Presence of the marital status of Married-civ-spouse seems to have bigger SHAP values for class 1 and absence seems to have smaller SHAP values for class 1.
Higher levels of education seem to have bigger SHAP values for class 1 whereas smaller levels of education have smaller SHAP values.
shap.summary_plot(train_lgbm_shap_values[1], X_train_enc, plot_type="bar")
You can think of this as global feature importances.
Here, we explore SHAP’s TreeExplainer. It also provides explainer for different kinds of models.
TreeExplainer (supports XGBoost, CatBoost, LightGBM)
DeepExplainer (supports deep-learning models)
KernelExplainer (supports kernel-based models)
GradientExplainer (supports Keras and Tensorflow models)
Can also be used to explain text classification and image classification
Example: In the picture below, red pixels represent positive SHAP values that increase the probability of the class, while blue pixels represent negative SHAP values the reduce the probability of the class.
Other tools#
lime is another package.
If you’re not already impressed, keep in mind:
So far we’ve only used sklearn models.
Most sklearn models have some built-in measure of feature importances.
On many tasks we need to move beyond sklearn, e.g. LightGBM, deep learning.
These tools work on other models as well, which makes them extremely useful.
Why do we want this information?#
Possible reasons:
Identify features that are not useful and maybe remove them.
Get guidance on what new data to collect.
New features related to useful features -> better results.
Don’t bother collecting useless features -> save resources.
Help explain why the model is making certain predictions.
Debugging, if the model is behaving strangely.
Regulatory requirements.
Fairness / bias. See this.
Keep in mind this can be used on deployment predictions!
Here are some guidelines and important points to remember when you work on a prediction problem where you also want to understand which features are influencing the predictions.
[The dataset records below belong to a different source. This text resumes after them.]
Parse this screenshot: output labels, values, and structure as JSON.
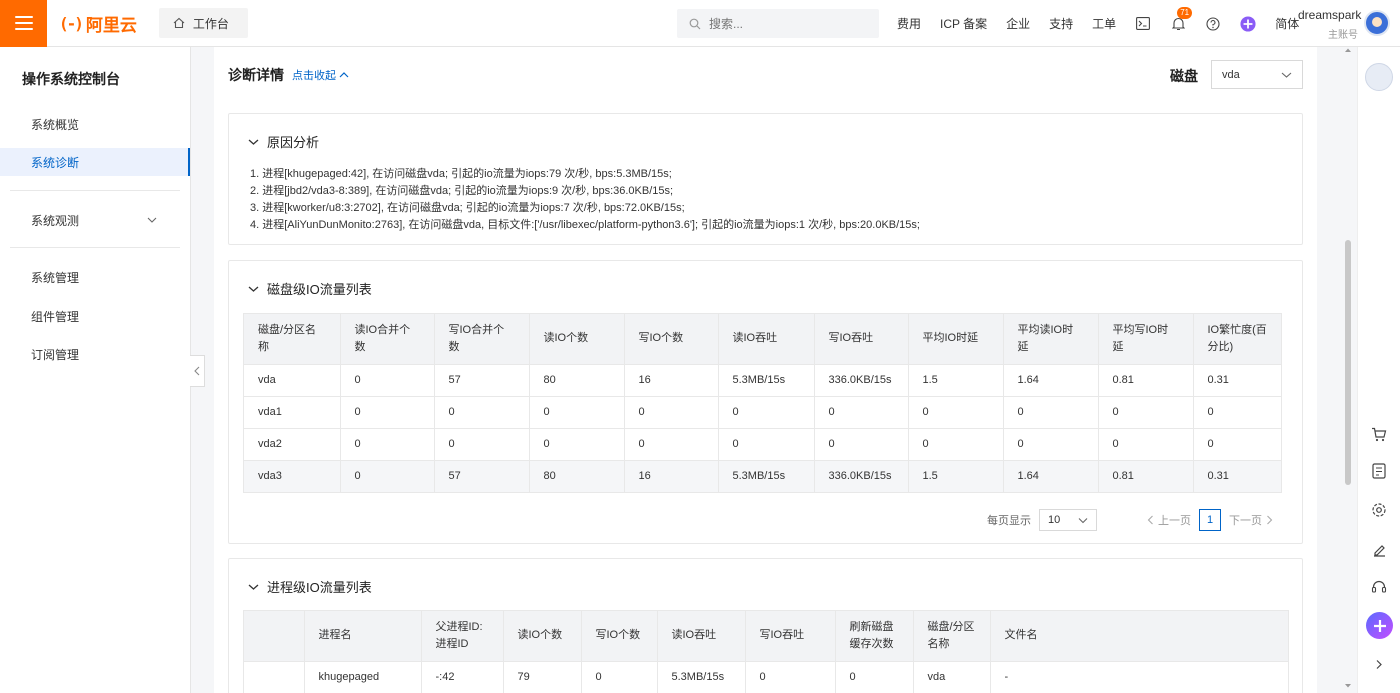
{
  "topbar": {
    "logo_text": "阿里云",
    "logo_mark": "(-)",
    "workbench": "工作台",
    "search_placeholder": "搜索...",
    "nav": [
      "费用",
      "ICP 备案",
      "企业",
      "支持",
      "工单"
    ],
    "notification_count": "71",
    "lang": "简体",
    "user_name": "dreamspark",
    "user_role": "主账号"
  },
  "sidebar": {
    "title": "操作系统控制台",
    "items": [
      "系统概览",
      "系统诊断",
      "系统观测",
      "系统管理",
      "组件管理",
      "订阅管理"
    ]
  },
  "main": {
    "title": "诊断详情",
    "collapse_link": "点击收起",
    "disk_label": "磁盘",
    "disk_value": "vda",
    "reason": {
      "title": "原因分析",
      "lines": [
        "1. 进程[khugepaged:42], 在访问磁盘vda; 引起的io流量为iops:79 次/秒, bps:5.3MB/15s;",
        "2. 进程[jbd2/vda3-8:389], 在访问磁盘vda; 引起的io流量为iops:9 次/秒, bps:36.0KB/15s;",
        "3. 进程[kworker/u8:3:2702], 在访问磁盘vda; 引起的io流量为iops:7 次/秒, bps:72.0KB/15s;",
        "4. 进程[AliYunDunMonito:2763], 在访问磁盘vda, 目标文件:['/usr/libexec/platform-python3.6']; 引起的io流量为iops:1 次/秒, bps:20.0KB/15s;"
      ]
    },
    "disk_table": {
      "title": "磁盘级IO流量列表",
      "headers": [
        "磁盘/分区名称",
        "读IO合并个数",
        "写IO合并个数",
        "读IO个数",
        "写IO个数",
        "读IO吞吐",
        "写IO吞吐",
        "平均IO时延",
        "平均读IO时延",
        "平均写IO时延",
        "IO繁忙度(百分比)"
      ],
      "rows": [
        [
          "vda",
          "0",
          "57",
          "80",
          "16",
          "5.3MB/15s",
          "336.0KB/15s",
          "1.5",
          "1.64",
          "0.81",
          "0.31"
        ],
        [
          "vda1",
          "0",
          "0",
          "0",
          "0",
          "0",
          "0",
          "0",
          "0",
          "0",
          "0"
        ],
        [
          "vda2",
          "0",
          "0",
          "0",
          "0",
          "0",
          "0",
          "0",
          "0",
          "0",
          "0"
        ],
        [
          "vda3",
          "0",
          "57",
          "80",
          "16",
          "5.3MB/15s",
          "336.0KB/15s",
          "1.5",
          "1.64",
          "0.81",
          "0.31"
        ]
      ],
      "pager": {
        "per_page_label": "每页显示",
        "per_page": "10",
        "prev": "上一页",
        "current": "1",
        "next": "下一页"
      }
    },
    "proc_table": {
      "title": "进程级IO流量列表",
      "headers": [
        "",
        "进程名",
        "父进程ID:进程ID",
        "读IO个数",
        "写IO个数",
        "读IO吞吐",
        "写IO吞吐",
        "刷新磁盘缓存次数",
        "磁盘/分区名称",
        "文件名"
      ],
      "rows": [
        [
          "",
          "khugepaged",
          "-:42",
          "79",
          "0",
          "5.3MB/15s",
          "0",
          "0",
          "vda",
          "-"
        ]
      ]
    }
  },
  "colors": {
    "brand": "#ff6a00",
    "link": "#0064c8"
  }
}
Examine multicoliniarity in your dataset using methods such as VIF.
If you observe high correlations in your dataset, either get rid of redundant features or be mindful of these correlations during interpretation.
Be mindful that feature relevance is not clearly defined. Adding/removing features can change feature importance/unimportance. Also, feature importances do not give us causal relationships. See this optional section from Lecture 4.
Most of the models we use in ML are regularized models. With L2 regularization, the feature importances are distributed evenly among correlated features. With L1 regularization, one of the correlated features gets a high importance and the other gets a lower importance.
Don’t be overconfident. Always take feature importance values with a grain of salt.